B: PHARMACOGENOMICS-- Insights into an important field
Amalio Telenti from Lausanne, Switzerland opened his talk on the pharmacogenomics of antiretrovirals with an anecdote concerning King Mithradates who allegedly took small drafts of poison thereby inducing his liver function that subsequently protected him from future exposure from an attempted assassination [abstract 423]. He posed the question ­ Was it really the induction of the cytochrome p450 system or was it due to an underlying genetic advantage he might have had? During the ensuing talk he presented tantalizing data, to be published in the Lancet in January 2002 suggesting that much of the variability in antiretroviral drug levels seen in clinical practice is due to genetic variations in the expression of enzymes in the liver and transporter chemicals such as p-glycoprotein (PGP).
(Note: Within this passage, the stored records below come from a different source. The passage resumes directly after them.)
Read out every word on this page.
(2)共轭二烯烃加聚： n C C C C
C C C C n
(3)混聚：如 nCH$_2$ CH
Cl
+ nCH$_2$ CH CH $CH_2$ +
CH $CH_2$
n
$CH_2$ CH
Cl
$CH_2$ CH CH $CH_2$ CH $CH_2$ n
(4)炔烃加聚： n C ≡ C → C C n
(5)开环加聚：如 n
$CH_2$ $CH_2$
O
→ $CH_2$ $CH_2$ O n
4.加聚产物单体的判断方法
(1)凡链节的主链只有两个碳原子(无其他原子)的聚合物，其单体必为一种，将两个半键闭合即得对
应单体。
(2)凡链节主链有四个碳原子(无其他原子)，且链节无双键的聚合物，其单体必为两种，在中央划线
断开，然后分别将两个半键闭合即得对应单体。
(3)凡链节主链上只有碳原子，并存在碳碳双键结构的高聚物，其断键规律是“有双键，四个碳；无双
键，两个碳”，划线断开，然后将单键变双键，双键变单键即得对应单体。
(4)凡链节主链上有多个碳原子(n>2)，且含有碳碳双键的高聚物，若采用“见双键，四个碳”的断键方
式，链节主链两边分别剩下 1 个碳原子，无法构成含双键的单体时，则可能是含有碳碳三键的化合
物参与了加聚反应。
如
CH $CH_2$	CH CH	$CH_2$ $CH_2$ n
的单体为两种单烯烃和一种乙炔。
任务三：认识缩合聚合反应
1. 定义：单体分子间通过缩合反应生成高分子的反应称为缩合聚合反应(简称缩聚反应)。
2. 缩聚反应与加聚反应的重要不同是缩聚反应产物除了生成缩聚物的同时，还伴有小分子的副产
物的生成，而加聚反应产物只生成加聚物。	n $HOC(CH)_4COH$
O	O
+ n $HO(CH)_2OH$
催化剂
When nelfinavir and efavirenz levels in the blood in clinical samples were correlated with the genotype of CYP2D6 and CYP3A4 in a cohort of individuals the former showed a significant effect on serum drug levels (p=0.04) whilst the latter did not (p=0.17). There was a greater effect due to the expression of MDR 1 3435 such that those individuals with the CC genotype had higher drug levels that those with TT genotype. In addition an unexpected relationship was revealed in that TT genotype predicted almost a 50% greater increase in CD4 cell count in HAART treated individuals compared to the CC genotype (p=0.005). This puts MDR genotype up there as a major factor and the first genetic marker associated with CD4 change under antiretroviral therapy surpassed only in magnitude by baseline HIV RNA. He listed several agents that are already available that are inhibitors of PGP such as cyclosporin A and verapamil, as well as a number of new drugs in development such as LY-335979 [Lilly] and GF 120918 [GlaxoSmithKline] that could potentially modify the genetic consequence. Finally some disturbing data was shown suggesting that since there is a major variability in MDR genotype by ethnicity that this could translate into an important determinant factor for the pharmacokinetics of HIV therapy.
It would seem that by the end of next year we will all be experts in pharmacogenomics....a new skill to learn and a wide but obviously important area to research.